De directeur wijst er op dat de modellen makkelijk zijn aan te passen op nieuwe ontwikkelingen, voortschrijdend inzicht en veranderingen in wetgeving. Validaties vinden automatisch plaats. Dat geeft volgens hem een veel grotere beheersbaarheid dan een systeem met miljoenen regels code die door een ander dertig jaar geleden zijn geschreven. ‘Wij garanderen dat het morgen weer werkt na een aanpassing. Een ontwikkelaar maakt op elke bladzijde met code een paar fouten. Dit risico maken wij veel kleiner. In elk model zit een code-template waar je een risicoanalyses op kan loslaten. Dat geeft direct inzicht op de gevolgen van een verandering in het systeem. Wij maken de black box, die de software voor de klant voorheen was, open.’

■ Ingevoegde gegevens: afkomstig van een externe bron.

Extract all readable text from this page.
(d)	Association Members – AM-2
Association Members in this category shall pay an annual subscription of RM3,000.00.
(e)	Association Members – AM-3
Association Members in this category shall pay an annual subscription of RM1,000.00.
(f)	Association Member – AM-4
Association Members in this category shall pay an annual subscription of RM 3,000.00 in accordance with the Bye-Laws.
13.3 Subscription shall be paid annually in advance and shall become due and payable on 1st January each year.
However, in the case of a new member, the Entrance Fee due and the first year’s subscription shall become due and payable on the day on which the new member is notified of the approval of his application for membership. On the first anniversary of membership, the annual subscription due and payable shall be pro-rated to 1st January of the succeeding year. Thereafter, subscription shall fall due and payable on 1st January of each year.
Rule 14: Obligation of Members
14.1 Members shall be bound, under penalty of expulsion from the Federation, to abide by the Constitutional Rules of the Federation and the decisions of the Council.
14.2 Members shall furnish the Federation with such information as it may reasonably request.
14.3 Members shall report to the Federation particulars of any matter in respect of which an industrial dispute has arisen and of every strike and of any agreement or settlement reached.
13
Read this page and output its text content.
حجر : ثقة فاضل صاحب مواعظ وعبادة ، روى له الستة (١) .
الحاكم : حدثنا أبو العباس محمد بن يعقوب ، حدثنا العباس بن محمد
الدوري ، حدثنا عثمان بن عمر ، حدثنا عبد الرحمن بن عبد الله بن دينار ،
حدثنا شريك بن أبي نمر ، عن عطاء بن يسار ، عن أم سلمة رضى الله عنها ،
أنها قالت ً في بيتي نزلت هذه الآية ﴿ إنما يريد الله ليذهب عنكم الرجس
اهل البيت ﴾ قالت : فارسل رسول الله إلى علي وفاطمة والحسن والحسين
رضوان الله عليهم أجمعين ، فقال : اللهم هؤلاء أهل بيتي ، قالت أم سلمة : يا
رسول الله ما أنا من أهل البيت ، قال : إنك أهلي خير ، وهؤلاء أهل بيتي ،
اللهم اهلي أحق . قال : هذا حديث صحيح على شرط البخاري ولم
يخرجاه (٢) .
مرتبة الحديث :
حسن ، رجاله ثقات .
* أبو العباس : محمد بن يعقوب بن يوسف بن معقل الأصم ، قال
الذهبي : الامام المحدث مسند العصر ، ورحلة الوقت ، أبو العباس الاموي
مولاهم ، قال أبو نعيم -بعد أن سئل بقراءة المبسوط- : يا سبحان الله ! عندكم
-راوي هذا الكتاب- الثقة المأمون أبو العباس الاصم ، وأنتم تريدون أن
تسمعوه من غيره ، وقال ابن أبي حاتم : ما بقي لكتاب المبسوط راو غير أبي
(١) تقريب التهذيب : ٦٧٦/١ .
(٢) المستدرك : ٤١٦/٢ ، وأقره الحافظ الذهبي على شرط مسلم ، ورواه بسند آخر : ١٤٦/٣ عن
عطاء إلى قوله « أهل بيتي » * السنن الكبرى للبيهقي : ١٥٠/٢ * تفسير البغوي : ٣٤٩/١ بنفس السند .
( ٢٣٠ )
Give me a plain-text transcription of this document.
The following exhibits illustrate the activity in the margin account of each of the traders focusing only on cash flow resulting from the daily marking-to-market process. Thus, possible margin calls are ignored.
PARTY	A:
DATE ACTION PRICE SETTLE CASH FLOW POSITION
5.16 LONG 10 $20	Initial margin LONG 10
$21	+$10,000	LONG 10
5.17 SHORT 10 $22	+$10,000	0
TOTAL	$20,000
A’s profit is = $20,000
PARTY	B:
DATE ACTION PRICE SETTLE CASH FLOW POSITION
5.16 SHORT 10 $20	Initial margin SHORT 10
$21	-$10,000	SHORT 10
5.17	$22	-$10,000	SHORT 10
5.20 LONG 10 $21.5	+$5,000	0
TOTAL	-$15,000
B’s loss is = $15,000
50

Naast de ‘familiebedrijven’ die Thinkwise bedient, richt het bedrijf zich ook op softwareleveranciers die moeite hebben met het vernieuwen van hun pakketten. Het gaat dan om leveranciers van branchepakketten die een trouw klantenbestand hebben en leven van inkomsten uit onderhoud en maatwerk. ‘Nieuwe softwareversies kunnen ze echter niet meer verkopen. Dat zou betekenen dat de bedrijven op termijn verdwijnen. Via onze software factory kunnen ze hun software wel vernieuwen.’ Voorbeelden zijn Acto Informatisering, een softwarehuis voor de bouw- en installatiebranche, en Antea Group, dat aan gemeenten software levert voor het beheer van de openbare ruimte.

Zonnige toekomst voor Thinkwise en Low code

‘In het begin zagen wij ons nog te veel als technisch bedrijf’, blikt Van der Linden terug. ‘Maar het draait niet om de software maar om de businesspropositie van een klant die moet worden ondersteund. Software is daartoe een middel. Vanuit die invalshoek zie ik Thinkwise ook niet als een softwarebedrijf maar als een businessbedrijf dat klanten bij staat in hun marktbenadering. Het is ook niet voor niets dat wij veel bedrijfskundige informatici in dienst hebben. Die kunnen programmeren én hebben veel verstand van zakelijke processen.’

Directeur Van der Linden ziet een zonnige toekomst voor zijn bedrijf weggelegd.  Thinkwise is actief in de zogeheten markt voor low code development, waar onderzoeksbureaus als Forrester en  Gartner een grote groei voorzien. Voor de komende jaren heeft hij de ambitie om naar Duitsland uit te breiden en actief te worden op de hem vertrouwde Amerikaanse markt. ‘Dat zal dan via partners gaan. Maar alles gaat stapsgewijs. Ik hoef niet op elke markt actief te zijn en bij elke klant binnen te komen. Partijen als Philips en Rabobank toonden bijvoorbeeld interesse maar zijn voor ons nu nog te groot. Ik wil niet opgeslokt worden door grote klanten, zoals Baan ooit door Boeing.’